Peyton Randolph was made speaker; and Mr. Nicholas, who had been already appointed in May treasurer ad interim, by Governor Fauquier, was elected to that post by the assembly.
Lewis Burwell, George Wythe, John Blair, Jr., John Randolph, and Benjamin Waller were appointed to examine the state of the treasury. The deficit of the late treasurer exceeded one hundred thousand pounds. Mr. Robinson, amiable, liberal, and wealthy, had long been at the head of the aristocracy, and exerted an extraordinary influence in political affairs. He had lent large sums of the public money to friends involved in debt, especially to members of the assembly, confiding for its replacement upon his own ample fortune, and the securities taken on the loans. Mr. Wirt says that at length, apprehensive of a discovery of the deficit, he, with his friends in the assembly, devised the scheme of the loan-office the better to conceal it. The entire amount of the defalcation was eventually recovered from the estate of Robinson, which was sold in 1770 by Edmund Pendleton and Peter Lyons, surviving administrators.[547:A] Burk attributes Robinson's death to the mortification that he suffered on account of his defalcation. Bland and Nicholas, in their letters addressed to Richard Henry Lee, allude to it in terms of exquisite delicacy.
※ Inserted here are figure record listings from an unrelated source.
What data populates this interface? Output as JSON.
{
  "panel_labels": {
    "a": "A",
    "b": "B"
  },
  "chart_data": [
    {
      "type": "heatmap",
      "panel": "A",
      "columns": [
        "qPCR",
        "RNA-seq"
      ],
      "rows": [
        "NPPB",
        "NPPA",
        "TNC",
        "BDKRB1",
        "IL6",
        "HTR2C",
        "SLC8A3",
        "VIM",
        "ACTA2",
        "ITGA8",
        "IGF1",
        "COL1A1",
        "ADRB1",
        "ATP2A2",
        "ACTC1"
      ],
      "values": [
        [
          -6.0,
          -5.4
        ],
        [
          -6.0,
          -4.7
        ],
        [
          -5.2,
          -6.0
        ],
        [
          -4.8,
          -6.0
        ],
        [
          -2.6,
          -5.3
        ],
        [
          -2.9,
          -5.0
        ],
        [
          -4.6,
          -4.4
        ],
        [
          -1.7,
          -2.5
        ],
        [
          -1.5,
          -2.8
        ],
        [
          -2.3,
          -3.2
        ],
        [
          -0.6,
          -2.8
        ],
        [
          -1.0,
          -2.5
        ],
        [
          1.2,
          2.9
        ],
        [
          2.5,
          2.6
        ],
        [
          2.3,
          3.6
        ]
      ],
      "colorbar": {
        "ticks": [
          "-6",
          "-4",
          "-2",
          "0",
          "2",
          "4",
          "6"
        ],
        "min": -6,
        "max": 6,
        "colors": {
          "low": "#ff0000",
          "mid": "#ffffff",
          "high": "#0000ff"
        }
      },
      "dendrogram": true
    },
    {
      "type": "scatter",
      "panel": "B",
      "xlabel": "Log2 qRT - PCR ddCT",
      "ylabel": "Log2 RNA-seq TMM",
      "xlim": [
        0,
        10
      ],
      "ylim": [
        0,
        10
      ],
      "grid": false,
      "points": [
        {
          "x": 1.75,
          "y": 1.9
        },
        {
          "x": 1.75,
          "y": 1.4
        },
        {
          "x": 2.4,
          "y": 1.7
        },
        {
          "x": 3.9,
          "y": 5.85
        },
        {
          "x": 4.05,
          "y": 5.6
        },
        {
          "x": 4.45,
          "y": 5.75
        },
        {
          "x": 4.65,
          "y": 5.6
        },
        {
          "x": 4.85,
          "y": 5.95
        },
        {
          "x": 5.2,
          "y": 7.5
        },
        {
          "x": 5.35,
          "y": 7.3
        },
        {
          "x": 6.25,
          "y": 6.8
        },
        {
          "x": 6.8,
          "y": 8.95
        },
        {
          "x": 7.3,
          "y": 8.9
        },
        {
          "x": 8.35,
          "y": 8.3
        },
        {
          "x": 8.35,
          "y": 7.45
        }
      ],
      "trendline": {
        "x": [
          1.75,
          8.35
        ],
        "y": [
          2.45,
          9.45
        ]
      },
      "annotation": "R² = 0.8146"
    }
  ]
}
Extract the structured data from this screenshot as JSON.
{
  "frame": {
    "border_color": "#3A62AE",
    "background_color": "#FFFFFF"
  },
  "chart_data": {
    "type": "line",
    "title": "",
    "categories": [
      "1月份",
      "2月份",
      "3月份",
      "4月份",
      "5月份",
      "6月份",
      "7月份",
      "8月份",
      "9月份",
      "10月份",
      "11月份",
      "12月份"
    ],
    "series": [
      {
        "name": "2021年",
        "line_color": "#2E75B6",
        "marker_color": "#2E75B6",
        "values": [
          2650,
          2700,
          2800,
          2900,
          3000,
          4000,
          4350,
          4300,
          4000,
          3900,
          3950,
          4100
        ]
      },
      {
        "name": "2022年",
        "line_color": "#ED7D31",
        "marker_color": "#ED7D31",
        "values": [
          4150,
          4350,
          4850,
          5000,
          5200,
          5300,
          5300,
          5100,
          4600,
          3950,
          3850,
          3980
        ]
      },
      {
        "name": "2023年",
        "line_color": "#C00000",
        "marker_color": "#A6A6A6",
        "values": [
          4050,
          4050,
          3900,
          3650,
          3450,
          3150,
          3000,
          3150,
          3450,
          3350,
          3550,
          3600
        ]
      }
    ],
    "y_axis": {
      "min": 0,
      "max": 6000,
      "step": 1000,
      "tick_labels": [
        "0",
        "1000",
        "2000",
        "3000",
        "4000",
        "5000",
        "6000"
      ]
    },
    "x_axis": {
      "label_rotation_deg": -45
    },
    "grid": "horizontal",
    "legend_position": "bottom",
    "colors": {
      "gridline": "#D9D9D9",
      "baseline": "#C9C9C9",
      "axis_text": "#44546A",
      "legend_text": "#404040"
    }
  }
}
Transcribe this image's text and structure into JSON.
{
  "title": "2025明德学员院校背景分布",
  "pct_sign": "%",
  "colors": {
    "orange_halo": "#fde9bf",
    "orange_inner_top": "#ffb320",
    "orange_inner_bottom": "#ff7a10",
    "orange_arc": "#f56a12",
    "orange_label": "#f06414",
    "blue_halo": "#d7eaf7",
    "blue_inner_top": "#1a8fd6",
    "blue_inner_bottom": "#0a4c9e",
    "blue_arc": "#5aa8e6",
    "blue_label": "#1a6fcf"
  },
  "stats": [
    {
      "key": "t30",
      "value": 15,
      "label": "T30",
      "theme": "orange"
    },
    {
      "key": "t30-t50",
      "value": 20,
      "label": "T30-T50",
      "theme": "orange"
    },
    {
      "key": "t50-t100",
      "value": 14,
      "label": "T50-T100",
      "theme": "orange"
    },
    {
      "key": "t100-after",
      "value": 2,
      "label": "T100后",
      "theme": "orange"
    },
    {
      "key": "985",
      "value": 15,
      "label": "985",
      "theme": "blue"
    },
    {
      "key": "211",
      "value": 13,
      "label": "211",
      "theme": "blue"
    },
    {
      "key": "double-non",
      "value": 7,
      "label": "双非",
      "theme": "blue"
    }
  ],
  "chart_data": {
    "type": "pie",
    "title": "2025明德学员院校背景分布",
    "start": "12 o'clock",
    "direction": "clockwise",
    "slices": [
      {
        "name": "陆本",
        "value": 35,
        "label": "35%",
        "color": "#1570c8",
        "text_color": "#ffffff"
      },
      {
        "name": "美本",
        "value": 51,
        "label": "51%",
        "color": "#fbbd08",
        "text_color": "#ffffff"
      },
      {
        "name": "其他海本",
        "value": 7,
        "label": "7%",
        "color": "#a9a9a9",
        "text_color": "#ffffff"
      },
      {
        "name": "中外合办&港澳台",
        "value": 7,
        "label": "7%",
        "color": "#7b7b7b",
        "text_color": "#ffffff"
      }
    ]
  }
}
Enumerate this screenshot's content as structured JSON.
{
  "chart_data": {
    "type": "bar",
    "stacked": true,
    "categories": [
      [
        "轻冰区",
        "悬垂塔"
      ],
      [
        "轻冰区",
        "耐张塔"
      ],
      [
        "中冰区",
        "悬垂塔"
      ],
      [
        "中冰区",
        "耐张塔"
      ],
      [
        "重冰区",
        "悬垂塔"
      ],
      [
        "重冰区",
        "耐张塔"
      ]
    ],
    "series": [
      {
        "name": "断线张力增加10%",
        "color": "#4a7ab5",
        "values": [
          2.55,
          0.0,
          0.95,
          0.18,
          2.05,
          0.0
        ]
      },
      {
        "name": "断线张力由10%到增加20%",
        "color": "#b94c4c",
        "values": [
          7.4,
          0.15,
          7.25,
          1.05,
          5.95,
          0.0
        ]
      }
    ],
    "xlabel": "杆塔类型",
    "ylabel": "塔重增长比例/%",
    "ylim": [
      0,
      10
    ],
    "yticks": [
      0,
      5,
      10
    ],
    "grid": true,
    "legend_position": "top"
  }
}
The first of the family of Speaker Robinson of whom we have any account was John Robinson, of Cleasby, Yorkshire, England. His son John was Bishop of Bristol, and British envoy at the court of Sweden; he was also British plenipotentiary at the treaty of Utrecht, being, it is said, the last divine employed in a service of that kind. He was afterwards Bishop of London, in which office he continued until his death in 1723. Leaving no issue he devised his real estate to his nephew, Christopher Robinson, who had settled on the Rappahannock. His eldest son, John Robinson, born in 1682, was president of the council. He married Catherine, daughter of Robert Beverley, the historian. John Robinson, Jr., their eldest son, was treasurer and speaker, and is commonly known as "Speaker Robinson."[548:A] He resided at Mount Pleasant, on the Matapony, in King and Queen, the house there having been built for him, it is said, by Augustine Moore, of Chelsea, in King William, father of Lucy Moore, one of his wives. Her portrait is preserved at Chelsea; his is preserved by his descendants. His other wife was Lucy Chiswell. He lies buried in the garden at Mount Pleasant.